As part of his dogma as the new chairman, Corces says he feels it's important that students have a chance to develop relationships with their professors. According to Corces, the problem is that some biology classes have such large enrollments- -in some cases up to 300 students--it's currently difficult for professors to give that kind of personal attention.

"When students apply to medical school, they need three or four letters of recommendation, but they realize they don't know anybody," Corces says, citing one problem he sees.

Corces says he is trying to confront this problem by expanding the curriculum to offer a more diversified program, with courses such as immunology and genetic-based studies. His thinking is that with a greater variety, students, say in the sophomore year, could take smaller classes of 15 to 20 students and get to know the professors.

A greater course selection will also solve what Corces feels is another problem with the biology program: that most students can and do complete their undergraduate study in three years, because they've already taken the requisite number of courses, then head straight to medical school.

"By having different courses for their senior year, I think that students would be more interested in staying," Corces says. "I think they would also diversify their education in biology" and perhaps lead them to pursue graduate studies in biology rather than medicine.

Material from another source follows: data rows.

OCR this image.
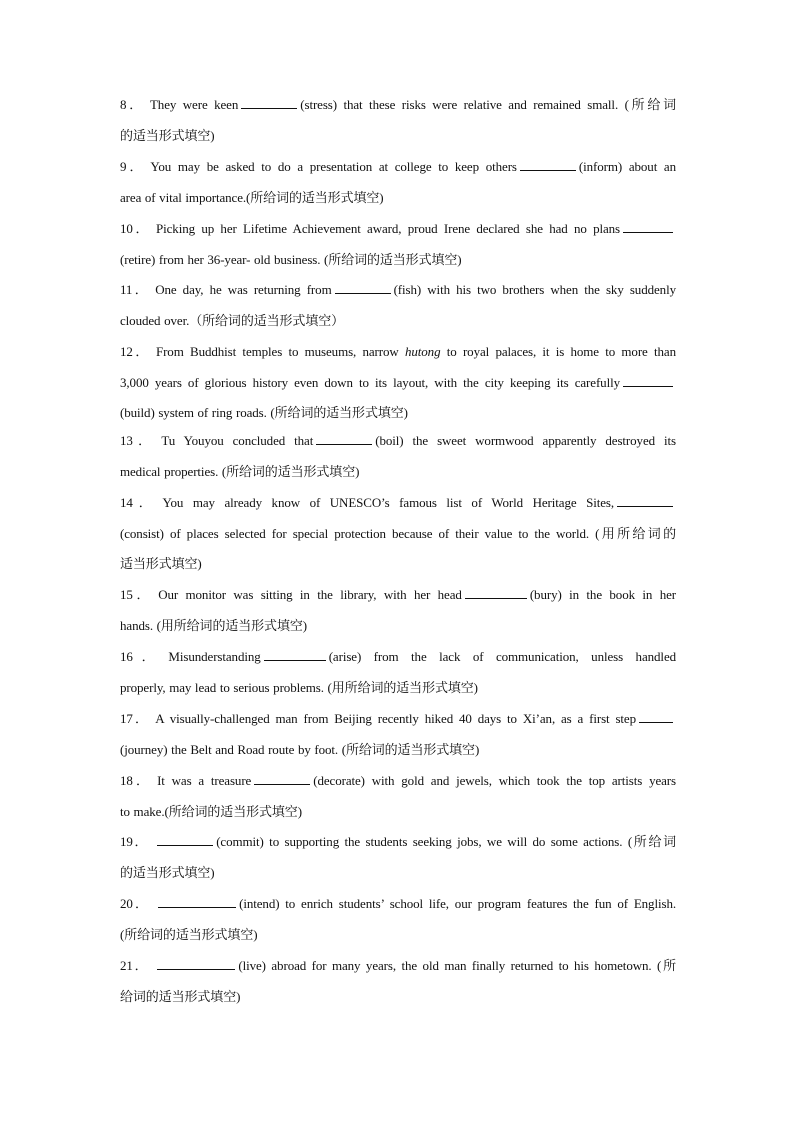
8． They were keen	(stress) that these risks were relative and remained small. (所给词
的适当形式填空)
9． You may be asked to do a presentation at college to keep others	(inform) about an
area of vital importance.(所给词的适当形式填空)
10． Picking up her Lifetime Achievement award, proud Irene declared she had no plans
(retire) from her 36-year- old business. (所给词的适当形式填空)
11． One day, he was returning from	(fish) with his two brothers when the sky suddenly
clouded over.（所给词的适当形式填空）
12． From Buddhist temples to museums, narrow hutong to royal palaces, it is home to more than
3,000 years of glorious history even down to its layout, with the city keeping its carefully
(build) system of ring roads. (所给词的适当形式填空)
13． Tu Youyou concluded that	(boil) the sweet wormwood apparently destroyed its
medical properties. (所给词的适当形式填空)
14． You may already know of UNESCO’s famous list of World Heritage Sites,
(consist) of places selected for special protection because of their value to the world. (用所给词的
适当形式填空)
15． Our monitor was sitting in the library, with her head	(bury) in the book in her
hands. (用所给词的适当形式填空)
16． Misunderstanding	(arise) from the lack of communication, unless handled
properly, may lead to serious problems. (用所给词的适当形式填空)
17． A visually-challenged man from Beijing recently hiked 40 days to Xi’an, as a first step
(journey) the Belt and Road route by foot. (所给词的适当形式填空)
18． It was a treasure	(decorate) with gold and jewels, which took the top artists years
to make.(所给词的适当形式填空)
19．	(commit) to supporting the students seeking jobs, we will do some actions. (所给词
的适当形式填空)
20．	(intend) to enrich students’ school life, our program features the fun of English.
(所给词的适当形式填空)
21．	(live) abroad for many years, the old man finally returned to his hometown. (所
给词的适当形式填空)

"I think the market will be huge for the biotech sector," he says, "and there will be even more jobs [than there are now] in basic research as faculty members at universities. I think that biology majors should reflect that trend--that majors would want to go on to a Ph.D. program in biology."

However, Corces knows that in order to offer extra courses either existing faculty need to teach more or additional faculty added. Corces says this is an area, as he deals with both faculty and administration, where his diplomatic and people skills will come in handy.

Today, as both teacher and researcher and now as administrator, Corces says he certainly has a full plate of responsibilities, almost to the point that he has found it hard to practice what he preaches.

"As far as devoting my time to everything, I feel that my lab has suffered the most," Corces says. "That is the irony of it."